The equilibrium constants of Cu(II), Zn(II), Ca(II) and Gd(III) with 1,15-bis(N,N-dimethyl)-5,11-dioxo-8-(N-benzyl)-1,4,8,12,15-pentaazapentadecane (L^a) have been studied at 25 °C and an ionic strength of 0.15 mol dm⁻³. Copper forms more stable complexes with L^a than the other metal ions investigated. This is probably due to the ease with which Cu(II) deprotonates the nitrogen donor atoms of the amide groups.

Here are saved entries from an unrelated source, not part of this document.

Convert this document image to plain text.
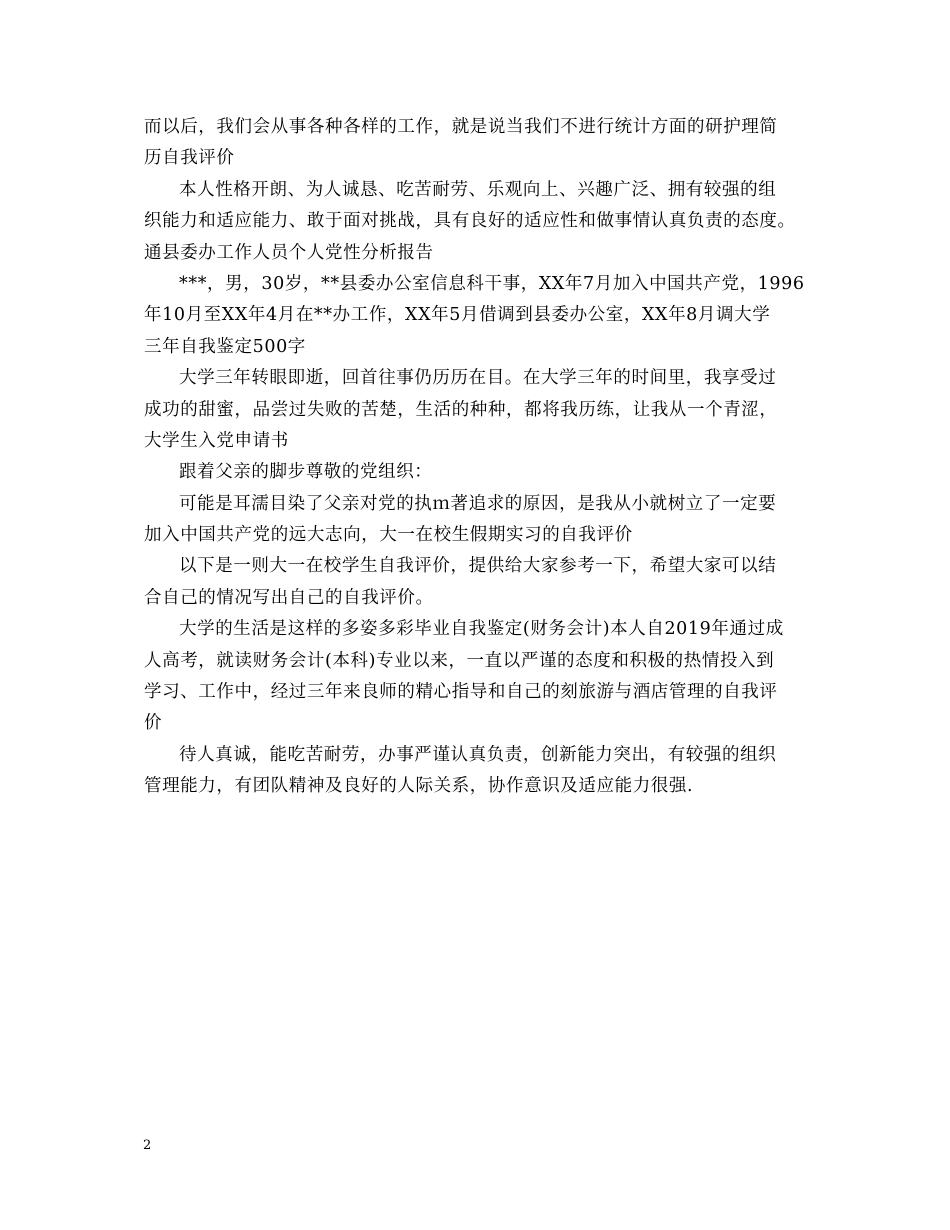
而以后，我们会从事各种各样的工作，就是说当我们不进行统计方面的研护理简
历自我评价
本人性格开朗、为人诚恳、吃苦耐劳、乐观向上、兴趣广泛、拥有较强的组
织能力和适应能力、敢于面对挑战，具有良好的适应性和做事情认真负责的态度。
通县委办工作人员个人党性分析报告
***，男，30岁，**县委办公室信息科干事，XX年7月加入中国共产党，1996
年10月至XX年4月在**办工作，XX年5月借调到县委办公室，XX年8月调大学
三年自我鉴定500字
大学三年转眼即逝，回首往事仍历历在目。在大学三年的时间里，我享受过
成功的甜蜜，品尝过失败的苦楚，生活的种种，都将我历练，让我从一个青涩，
大学生入党申请书
跟着父亲的脚步尊敬的党组织：
可能是耳濡目染了父亲对党的执ｍ著追求的原因，是我从小就树立了一定要
加入中国共产党的远大志向，大一在校生假期实习的自我评价
以下是一则大一在校学生自我评价，提供给大家参考一下，希望大家可以结
合自己的情况写出自己的自我评价。
大学的生活是这样的多姿多彩毕业自我鉴定(财务会计)本人自2019年通过成
人高考，就读财务会计(本科)专业以来，一直以严谨的态度和积极的热情投入到
学习、工作中，经过三年来良师的精心指导和自己的刻旅游与酒店管理的自我评
价
待人真诚，能吃苦耐劳，办事严谨认真负责，创新能力突出，有较强的组织
管理能力，有团队精神及良好的人际关系，协作意识及适应能力很强.
2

UV/Vis spectrophotometric data indicate tetradentate binding of the ligand towards copper in [CuL^aH₋₁] and pentadentate binding in [CuL^aH₋₂]. Octanol–water partition coefficients of Cu(II)–L^a complexes indicate that although these species are largely hydrophilic, approximately 5.62% of the [CuL^aH₋₁] complex goes into the organic phase. This percentage may promote dermal absorption of copper with a calculated penetration rate of 3.75 × 10⁻⁴ mm h⁻¹. The [CuL^aH₋₁] species which predominates at pH 7.4 is a poor mimic of native copper–zinc superoxide dismutase. Blood-plasma simulation studies predict that L^a is unable to increase the low molecular mass copper fraction in vivo. This has been confirmed by biodistribution patterns, which are similar to those of ⁶⁴CuCl₂.